I agree with all your equations in posts 1, 6 and 7, but not the one in post 4.
What do you get for dx²+dy²?

Oops, I forgot to distribute! $dx^2=( \cos\theta dr-r\sin\theta d\theta)^2$ and $dy^2=( \sin\theta dr+r\cos\theta d\theta)^2$. Then $dy^2+dx^2=dr^2+r^2d\theta^2$ so the integral in post 1 becomes $$\int r dr^2+r^3d\theta^2$$ Now are we free to arbitrarily select the independent variable?

 

[haruspex]

Oops, I forgot to distribute! $dx^2=( \cos\theta dr-r\sin\theta d\theta)^2$ and $dy^2=( \sin\theta dr+r\cos\theta d\theta)^2$. Then $dy^2+dx^2=dr^2+r^2d\theta^2$ so the integral in post 1 becomes $$\int r dr^2+r^3d\theta^2$$ Now are we free to arbitrarily select the independent variable?

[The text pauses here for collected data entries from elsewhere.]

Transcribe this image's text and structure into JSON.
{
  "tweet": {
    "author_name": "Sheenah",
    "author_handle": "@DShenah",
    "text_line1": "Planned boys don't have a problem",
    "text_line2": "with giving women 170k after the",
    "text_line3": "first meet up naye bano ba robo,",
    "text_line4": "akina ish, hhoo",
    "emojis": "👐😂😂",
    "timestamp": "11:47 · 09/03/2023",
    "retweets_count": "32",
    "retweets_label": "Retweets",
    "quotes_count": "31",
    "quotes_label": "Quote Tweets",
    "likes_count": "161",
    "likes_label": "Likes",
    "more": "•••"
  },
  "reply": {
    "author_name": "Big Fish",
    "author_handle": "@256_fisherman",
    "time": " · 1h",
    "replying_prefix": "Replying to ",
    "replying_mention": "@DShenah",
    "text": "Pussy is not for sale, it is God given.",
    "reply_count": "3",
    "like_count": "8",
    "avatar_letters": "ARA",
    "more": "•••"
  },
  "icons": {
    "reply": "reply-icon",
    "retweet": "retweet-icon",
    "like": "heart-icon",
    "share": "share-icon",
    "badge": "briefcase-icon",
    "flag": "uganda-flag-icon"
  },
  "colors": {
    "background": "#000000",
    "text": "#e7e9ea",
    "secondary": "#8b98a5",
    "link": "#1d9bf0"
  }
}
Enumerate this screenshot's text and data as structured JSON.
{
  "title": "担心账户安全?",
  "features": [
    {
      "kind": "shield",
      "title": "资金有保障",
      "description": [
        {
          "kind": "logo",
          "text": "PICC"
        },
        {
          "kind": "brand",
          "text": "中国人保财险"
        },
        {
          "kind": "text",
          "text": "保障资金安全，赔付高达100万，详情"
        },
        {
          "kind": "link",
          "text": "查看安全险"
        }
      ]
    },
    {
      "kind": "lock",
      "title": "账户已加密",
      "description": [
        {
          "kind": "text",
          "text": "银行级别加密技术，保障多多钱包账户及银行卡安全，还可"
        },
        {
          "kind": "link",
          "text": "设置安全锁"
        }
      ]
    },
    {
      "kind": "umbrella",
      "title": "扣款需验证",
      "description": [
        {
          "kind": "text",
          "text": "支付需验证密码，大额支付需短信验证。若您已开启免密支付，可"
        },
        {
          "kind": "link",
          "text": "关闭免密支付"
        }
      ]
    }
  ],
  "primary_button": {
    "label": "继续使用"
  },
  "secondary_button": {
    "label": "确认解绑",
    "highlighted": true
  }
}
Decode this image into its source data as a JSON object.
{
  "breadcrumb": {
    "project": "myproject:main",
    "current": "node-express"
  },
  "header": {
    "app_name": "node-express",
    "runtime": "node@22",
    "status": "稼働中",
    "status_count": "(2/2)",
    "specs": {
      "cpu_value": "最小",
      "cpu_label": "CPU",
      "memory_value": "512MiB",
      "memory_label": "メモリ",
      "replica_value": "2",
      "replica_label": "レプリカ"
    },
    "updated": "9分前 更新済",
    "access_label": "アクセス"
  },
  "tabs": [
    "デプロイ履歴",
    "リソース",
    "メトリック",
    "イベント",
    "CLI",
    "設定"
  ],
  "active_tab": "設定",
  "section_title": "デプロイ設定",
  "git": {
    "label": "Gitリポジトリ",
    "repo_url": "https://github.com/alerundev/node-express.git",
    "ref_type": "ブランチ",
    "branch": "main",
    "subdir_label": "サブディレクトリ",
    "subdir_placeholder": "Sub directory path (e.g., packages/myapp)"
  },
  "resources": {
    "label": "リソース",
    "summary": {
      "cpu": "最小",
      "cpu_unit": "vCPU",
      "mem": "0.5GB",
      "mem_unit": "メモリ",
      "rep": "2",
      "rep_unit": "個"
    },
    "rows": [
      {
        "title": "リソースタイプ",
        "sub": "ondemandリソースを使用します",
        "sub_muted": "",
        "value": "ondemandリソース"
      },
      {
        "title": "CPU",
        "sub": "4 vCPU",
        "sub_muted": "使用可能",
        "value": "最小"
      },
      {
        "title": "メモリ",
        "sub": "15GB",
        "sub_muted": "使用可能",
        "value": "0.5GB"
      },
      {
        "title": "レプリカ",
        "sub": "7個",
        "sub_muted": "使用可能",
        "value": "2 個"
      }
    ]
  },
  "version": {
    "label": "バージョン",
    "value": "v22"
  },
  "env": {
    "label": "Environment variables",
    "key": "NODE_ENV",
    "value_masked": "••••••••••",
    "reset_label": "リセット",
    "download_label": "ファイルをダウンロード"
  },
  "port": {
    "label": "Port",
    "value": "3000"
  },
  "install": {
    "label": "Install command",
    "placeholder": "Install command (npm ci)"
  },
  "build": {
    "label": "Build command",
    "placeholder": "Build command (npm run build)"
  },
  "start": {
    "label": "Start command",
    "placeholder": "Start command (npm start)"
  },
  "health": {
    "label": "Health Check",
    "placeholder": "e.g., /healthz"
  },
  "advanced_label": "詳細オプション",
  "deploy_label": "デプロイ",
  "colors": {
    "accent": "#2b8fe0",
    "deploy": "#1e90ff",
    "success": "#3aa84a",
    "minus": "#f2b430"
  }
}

You seem to have dropped a sqrt operation.

 

[member 428835]

You seem to have dropped a sqrt operation.

Shoot! Ok, so we would actually have $$\int r \sqrt{dr^2 + d\theta^2 r^2} = \int r\sqrt{r'^2+r^2}\,d\theta$$ which implies $F=r\sqrt{r'^2+r^2}$. Since $F$ is independent of $\theta$, Euler's equation reduces to $F-r'F_{r'}=C$, and is stated as
$$C=r\sqrt{r^2+r'^2}-\frac{rr'^2}{\sqrt{r^2+r'^2}}\implies\\
\int\,d\theta=\int \frac{dr}{\sqrt{C_1r^6-r^2}}\implies\\
\theta = C-\frac{arccot\sqrt{-1 + C_1 r^4}}{2}\\
\cot(C_2-2\theta)=\sqrt{-1 + C_1 r^4}$$ Have I made a mistake?